The fishery takes place in the northern Taiwan Strait, just south of the East China Sea. Flying Fish Roe is harvested by taking advantage of the natural behavior of female Flying Fish to lay their eggs on floating objects or rafts of seaweed. Fishermen create large balls of seaweed which they tie to their vessels, and wait for female Flying Fish to deposit their eggs. When enough roe has accumulated, the “ball” of seaweed is hauled in and stripped of roe. Though this fishery is low impact in terms of bycatch and habitat impacts, there are no stock assessments for Flying Fish in this region. The high value of tobiko and the expanding fishery for adult Flying Fish, combined with the lack of information on stock status and management, are problematic.

 

Environmental Impact: Low

The fishery for Flying Fish Roe is low-impact and has no known bycatch or negative habitat impacts. However, stock status of adult populations is not known and unmanaged, nor are there any known regulations on the harvest of roe.

 

Sustainability Improvements Needed

Health of adult Flying Fish populations needs to be monitored to assure they are not overfished, particularly for Yellowing Flying Fish, which have a limited distribution.  Appropriate controls on the harvest of roe should be developed to prevent overharvesting.

 

Actions that Sea Port is Undertaking

Sea Port is not presently concerned about irresponsible environmental practices for this fishery.  It is a highly skilled artisanal fishery that has limited negative environmental impacts.  However, we are constantly monitoring the fishery in order to detect any negative changes and we will modify our sourcing activities accordingly if they are observed.   Sea Port believes that, in aggregate, choosing from a diverse variety of seafood is better for sustaining the world’s seafood resources and Flying Fish Roe should be a part of this variety.
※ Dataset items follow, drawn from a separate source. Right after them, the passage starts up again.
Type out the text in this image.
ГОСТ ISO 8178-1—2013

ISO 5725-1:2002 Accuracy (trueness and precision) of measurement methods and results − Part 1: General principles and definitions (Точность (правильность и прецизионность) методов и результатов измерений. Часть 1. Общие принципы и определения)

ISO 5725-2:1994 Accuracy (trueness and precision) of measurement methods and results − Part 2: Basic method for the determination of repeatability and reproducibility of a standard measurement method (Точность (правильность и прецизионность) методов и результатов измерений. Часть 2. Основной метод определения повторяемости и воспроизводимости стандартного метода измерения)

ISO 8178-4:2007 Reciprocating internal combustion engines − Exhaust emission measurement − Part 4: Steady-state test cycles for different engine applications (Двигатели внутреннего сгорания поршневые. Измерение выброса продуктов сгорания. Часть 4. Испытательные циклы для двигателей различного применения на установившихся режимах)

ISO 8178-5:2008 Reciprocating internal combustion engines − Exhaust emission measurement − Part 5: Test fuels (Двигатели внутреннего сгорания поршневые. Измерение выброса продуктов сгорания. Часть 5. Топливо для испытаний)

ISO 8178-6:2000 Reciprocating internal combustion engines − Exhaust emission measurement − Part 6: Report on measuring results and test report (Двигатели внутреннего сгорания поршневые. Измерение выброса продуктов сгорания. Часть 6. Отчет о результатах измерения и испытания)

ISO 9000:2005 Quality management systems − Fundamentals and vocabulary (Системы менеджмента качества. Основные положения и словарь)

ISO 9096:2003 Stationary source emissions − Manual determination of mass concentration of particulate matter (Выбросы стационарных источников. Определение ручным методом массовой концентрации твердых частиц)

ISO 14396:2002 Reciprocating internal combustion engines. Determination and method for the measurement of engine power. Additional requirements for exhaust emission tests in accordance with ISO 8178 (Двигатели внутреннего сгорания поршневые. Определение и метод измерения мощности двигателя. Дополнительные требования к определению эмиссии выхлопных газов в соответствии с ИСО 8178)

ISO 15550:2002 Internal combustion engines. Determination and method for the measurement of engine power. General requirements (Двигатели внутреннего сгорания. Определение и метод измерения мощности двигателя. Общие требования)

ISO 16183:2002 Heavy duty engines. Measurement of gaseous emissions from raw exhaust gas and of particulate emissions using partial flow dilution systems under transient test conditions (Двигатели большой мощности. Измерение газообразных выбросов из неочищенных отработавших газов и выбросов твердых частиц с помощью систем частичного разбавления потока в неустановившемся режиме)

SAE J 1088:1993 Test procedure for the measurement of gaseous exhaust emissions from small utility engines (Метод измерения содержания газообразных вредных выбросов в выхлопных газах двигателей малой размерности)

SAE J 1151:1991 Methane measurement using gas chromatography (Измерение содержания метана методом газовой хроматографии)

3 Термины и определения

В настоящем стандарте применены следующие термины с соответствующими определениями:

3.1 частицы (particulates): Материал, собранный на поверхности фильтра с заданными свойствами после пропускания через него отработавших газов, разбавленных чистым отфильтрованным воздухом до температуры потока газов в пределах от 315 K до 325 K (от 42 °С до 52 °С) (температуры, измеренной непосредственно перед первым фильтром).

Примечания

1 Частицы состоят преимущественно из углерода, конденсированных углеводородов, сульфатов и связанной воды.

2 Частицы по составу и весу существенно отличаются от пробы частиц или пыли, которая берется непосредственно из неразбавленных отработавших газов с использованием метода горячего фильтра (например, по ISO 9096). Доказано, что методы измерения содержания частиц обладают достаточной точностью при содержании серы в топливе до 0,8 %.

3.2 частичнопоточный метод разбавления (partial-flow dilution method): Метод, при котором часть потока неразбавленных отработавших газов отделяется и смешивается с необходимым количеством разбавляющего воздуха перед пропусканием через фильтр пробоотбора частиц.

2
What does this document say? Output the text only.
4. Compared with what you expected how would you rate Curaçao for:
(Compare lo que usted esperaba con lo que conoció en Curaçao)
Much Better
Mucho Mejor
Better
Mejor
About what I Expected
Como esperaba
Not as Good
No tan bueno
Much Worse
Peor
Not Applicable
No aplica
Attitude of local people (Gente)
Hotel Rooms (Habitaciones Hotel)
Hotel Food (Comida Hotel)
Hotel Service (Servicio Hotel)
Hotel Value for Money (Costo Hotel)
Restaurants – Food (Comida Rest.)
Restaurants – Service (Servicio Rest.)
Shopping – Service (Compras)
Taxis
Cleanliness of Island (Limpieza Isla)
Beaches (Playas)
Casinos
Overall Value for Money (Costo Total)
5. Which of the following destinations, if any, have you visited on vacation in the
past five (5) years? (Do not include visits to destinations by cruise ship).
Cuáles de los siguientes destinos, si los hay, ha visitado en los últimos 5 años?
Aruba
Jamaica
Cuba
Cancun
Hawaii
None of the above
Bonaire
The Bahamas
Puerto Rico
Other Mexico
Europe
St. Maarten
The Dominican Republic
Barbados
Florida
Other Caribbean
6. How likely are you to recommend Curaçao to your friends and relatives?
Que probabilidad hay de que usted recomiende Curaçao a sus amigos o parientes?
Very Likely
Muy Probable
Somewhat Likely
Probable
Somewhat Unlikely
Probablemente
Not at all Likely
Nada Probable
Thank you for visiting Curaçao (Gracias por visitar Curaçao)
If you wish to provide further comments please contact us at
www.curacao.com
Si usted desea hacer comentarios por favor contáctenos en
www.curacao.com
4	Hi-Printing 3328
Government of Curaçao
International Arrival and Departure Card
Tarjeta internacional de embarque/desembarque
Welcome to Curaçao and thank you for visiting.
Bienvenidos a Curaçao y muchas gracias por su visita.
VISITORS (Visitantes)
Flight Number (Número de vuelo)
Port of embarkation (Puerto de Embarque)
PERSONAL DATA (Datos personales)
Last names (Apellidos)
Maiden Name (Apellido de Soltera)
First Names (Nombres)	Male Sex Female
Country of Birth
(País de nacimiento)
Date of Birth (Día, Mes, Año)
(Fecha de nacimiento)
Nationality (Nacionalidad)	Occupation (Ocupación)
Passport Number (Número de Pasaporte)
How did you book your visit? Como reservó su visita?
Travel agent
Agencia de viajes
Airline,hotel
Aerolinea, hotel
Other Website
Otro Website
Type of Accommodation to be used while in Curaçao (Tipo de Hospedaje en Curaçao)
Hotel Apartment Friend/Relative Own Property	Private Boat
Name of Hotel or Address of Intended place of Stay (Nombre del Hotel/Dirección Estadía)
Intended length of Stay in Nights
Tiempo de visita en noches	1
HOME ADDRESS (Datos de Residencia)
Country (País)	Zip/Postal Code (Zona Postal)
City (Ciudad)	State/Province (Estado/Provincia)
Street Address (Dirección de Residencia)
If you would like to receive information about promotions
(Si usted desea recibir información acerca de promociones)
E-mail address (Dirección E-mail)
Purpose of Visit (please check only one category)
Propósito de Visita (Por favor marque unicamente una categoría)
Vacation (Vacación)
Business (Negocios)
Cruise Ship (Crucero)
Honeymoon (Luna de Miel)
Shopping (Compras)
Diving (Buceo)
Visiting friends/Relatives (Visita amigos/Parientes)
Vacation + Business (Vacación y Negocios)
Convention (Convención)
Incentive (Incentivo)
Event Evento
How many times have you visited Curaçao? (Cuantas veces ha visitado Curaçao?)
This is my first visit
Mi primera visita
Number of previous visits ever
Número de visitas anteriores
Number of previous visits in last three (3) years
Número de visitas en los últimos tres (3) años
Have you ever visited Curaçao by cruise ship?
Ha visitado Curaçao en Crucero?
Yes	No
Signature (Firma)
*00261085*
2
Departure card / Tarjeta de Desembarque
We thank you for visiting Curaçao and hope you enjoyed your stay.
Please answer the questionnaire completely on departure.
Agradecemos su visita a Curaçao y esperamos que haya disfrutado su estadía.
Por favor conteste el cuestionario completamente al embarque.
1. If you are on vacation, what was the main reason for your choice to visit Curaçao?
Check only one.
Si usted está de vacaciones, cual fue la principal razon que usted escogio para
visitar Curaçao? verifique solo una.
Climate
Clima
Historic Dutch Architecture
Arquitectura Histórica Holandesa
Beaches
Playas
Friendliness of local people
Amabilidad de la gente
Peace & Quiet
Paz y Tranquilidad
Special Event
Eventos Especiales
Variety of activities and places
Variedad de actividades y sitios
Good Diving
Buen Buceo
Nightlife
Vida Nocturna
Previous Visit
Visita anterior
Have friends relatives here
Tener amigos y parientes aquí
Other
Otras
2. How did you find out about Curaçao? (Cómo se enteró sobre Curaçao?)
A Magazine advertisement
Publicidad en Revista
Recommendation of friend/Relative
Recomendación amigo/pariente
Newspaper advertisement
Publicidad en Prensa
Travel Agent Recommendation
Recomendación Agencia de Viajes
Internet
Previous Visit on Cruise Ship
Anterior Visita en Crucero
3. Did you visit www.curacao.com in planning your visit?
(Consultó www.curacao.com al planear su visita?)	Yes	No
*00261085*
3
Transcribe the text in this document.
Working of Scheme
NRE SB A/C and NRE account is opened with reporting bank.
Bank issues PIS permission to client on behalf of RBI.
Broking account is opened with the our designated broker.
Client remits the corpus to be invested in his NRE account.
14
We created the sustainability assessments for each of our seafood items in order to reveal the existing and potential environmental impacts and risks that are associated with producing them for human consumption.  This allowed us to establish the starting position for each of our seafood items along our progressive Go Blue! Seafood Sustainability Spectrum®.   These assessments are only a single snapshot in time and because of this, we will continue to assess and update the critical sustainability needs associated with our supply sources and issue updates to the Go Blue! Seafood Sustainability Spectrum® as needed.  There is a growing global awareness for the need to assure the sustainability of farmed and wild caught seafood and because of this; all around the world positive changes are rapidly occurring at all levels of the seafood supply chain.  We will continue to spread this growing awareness and work with our many industry partners to improve the sustainability of all seafood, which we believe is the ideal protein of choice to feed an ever growing world population.  Our Go Blue! Seafood Sustainability Spectrum® serves as our compass and yardstick as we strive to move all our products forward to becoming more sustainable.  Please join us in this committed quest and Catch Our Wave® to sustainability by choosing a diverse variety of responsibly produced seafood as part of your diet.